Une autre façon de mettre en œuvre la méthode de l'invention consiste à prévoir un système de cliquet (qui n'est mis en action qu'en cas de crevaison) et qui vient maintenir une contrainte dans la suspension, en profitant du fait que cette contrainte a été générée ponctuellement dans la suspension pendant le roulage à plat (par exemple du fait du roulis ou d'un débattement vertical quelconque). On peut dire que le système profite d'un débattement important qui suit la détection d'une pression insuffisante pour limiter le retour en détente et ainsi maintenir la roue déchargée. De préférence, un tel système peut agir par l'intermédiaire du dispositif anti-roulis. Un avantage d'un tel système est qu'il utilise les efforts et l'énergie de la liaison au sol pour un fonctionnement passif.
On peut également modifier une raideur dans la suspension par la mise en série (réduction de la raideur) ou en parallèle (augmentation de la raideur) d'un ressort supplémentaire (sans apport d'énergie).
Encore une autre façon de mettre en œuvre la méthode de l'invention consiste au contraire à apporter de l'énergie pendant un court instant pour modifier l'équilibre du véhicule.

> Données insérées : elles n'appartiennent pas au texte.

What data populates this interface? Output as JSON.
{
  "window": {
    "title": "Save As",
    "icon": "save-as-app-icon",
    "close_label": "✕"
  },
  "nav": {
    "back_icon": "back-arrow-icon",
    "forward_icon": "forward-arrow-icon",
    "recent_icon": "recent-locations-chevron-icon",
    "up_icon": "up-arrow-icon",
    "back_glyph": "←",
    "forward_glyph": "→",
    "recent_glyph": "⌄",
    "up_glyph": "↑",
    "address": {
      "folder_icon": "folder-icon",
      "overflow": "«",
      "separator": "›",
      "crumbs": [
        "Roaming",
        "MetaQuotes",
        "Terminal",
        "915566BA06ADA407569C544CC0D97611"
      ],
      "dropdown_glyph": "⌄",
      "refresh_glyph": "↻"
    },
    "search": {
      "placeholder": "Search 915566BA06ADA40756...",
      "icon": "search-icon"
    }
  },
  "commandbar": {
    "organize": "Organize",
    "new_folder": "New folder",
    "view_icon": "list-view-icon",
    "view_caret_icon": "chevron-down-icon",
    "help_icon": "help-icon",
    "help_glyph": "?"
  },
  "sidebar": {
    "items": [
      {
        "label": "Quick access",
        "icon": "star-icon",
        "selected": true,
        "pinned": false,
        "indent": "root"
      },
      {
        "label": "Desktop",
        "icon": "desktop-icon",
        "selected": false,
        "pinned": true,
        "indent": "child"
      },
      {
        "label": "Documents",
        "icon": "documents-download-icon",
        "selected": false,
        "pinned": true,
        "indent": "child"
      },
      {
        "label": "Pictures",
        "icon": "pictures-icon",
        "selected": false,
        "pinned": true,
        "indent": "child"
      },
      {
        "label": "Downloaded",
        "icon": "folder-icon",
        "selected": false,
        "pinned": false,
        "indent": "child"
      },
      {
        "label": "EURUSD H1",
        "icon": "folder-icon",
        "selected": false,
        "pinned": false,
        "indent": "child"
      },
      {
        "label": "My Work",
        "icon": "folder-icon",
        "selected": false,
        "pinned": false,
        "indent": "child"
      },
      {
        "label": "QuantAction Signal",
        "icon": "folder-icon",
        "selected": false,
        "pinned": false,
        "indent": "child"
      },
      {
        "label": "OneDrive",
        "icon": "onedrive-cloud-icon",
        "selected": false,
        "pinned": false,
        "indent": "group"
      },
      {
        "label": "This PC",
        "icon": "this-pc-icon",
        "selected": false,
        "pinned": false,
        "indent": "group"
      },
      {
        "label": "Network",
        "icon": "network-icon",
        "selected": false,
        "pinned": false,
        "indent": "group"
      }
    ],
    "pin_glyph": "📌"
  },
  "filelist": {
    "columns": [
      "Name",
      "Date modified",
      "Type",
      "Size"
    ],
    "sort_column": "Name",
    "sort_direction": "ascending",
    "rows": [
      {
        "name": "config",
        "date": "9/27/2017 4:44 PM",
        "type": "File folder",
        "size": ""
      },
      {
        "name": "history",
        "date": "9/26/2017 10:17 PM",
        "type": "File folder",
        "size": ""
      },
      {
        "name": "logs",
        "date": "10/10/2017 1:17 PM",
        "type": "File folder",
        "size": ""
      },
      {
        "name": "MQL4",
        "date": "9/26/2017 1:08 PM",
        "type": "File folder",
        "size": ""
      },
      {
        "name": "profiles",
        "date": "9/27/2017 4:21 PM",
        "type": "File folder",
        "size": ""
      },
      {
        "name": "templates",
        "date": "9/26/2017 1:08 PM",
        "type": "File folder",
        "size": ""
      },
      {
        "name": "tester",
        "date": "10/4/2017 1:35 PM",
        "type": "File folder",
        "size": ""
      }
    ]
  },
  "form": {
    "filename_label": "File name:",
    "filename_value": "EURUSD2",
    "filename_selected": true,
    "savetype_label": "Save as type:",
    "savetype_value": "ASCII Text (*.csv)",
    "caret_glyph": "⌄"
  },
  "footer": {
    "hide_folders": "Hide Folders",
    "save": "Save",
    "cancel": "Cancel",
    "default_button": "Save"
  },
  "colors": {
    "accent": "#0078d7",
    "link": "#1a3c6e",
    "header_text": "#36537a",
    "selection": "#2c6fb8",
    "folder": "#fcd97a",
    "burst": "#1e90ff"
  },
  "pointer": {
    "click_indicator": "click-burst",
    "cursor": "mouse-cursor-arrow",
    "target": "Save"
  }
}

On peut utiliser pour cela un système dédié comme un élément pyrotechnique par exemple destiné à allonger durablement l'une des bielles de la liaison anti-roulis, une cartouche de gaz dans l'amortisseur qui modifie l'équilibre ou la libération d'un ressort supplémentaire (agissant par exemple sur une bielle du système anti-roulis).
On a constaté que, de façon surprenante, une réduction de 10 % de la charge pouvait permettre une augmentation très intéressante de la mobilité, par exemple bien supérieure à 10 % pour le critère de distance ou de vitesse maximale admissible.
L'invention concerne également un système pour la mise en œuvre de la méthode de l'invention. Le système de l'invention comprend des moyens de détection de l'état de sous-gonflage d'un pneumatique du véhicule et des moyens (tels que ceux décrits plus haut) permettant de réduire la charge portée par ledit pneumatique, la réduction de la charge étant déclenchée par la détection du sous-gonflage.
L'invention concerne également un véhicule équipé du système selon l'invention
L'invention peut également permettre de donner à des pneumatiques conventionnels une certaine extension de mobilité par exemple en permettant au véhicule de rouler avec une roue à pression nulle sur quelques kilomètres à vitesse réduite pour atteindre une zone sécurisée où la réparation ou le remplacement du pneumatique pourra être fait sans problème. Ainsi, la mobilité quasi-nulle offerte par un pneumatique conventionnel est largement étendue.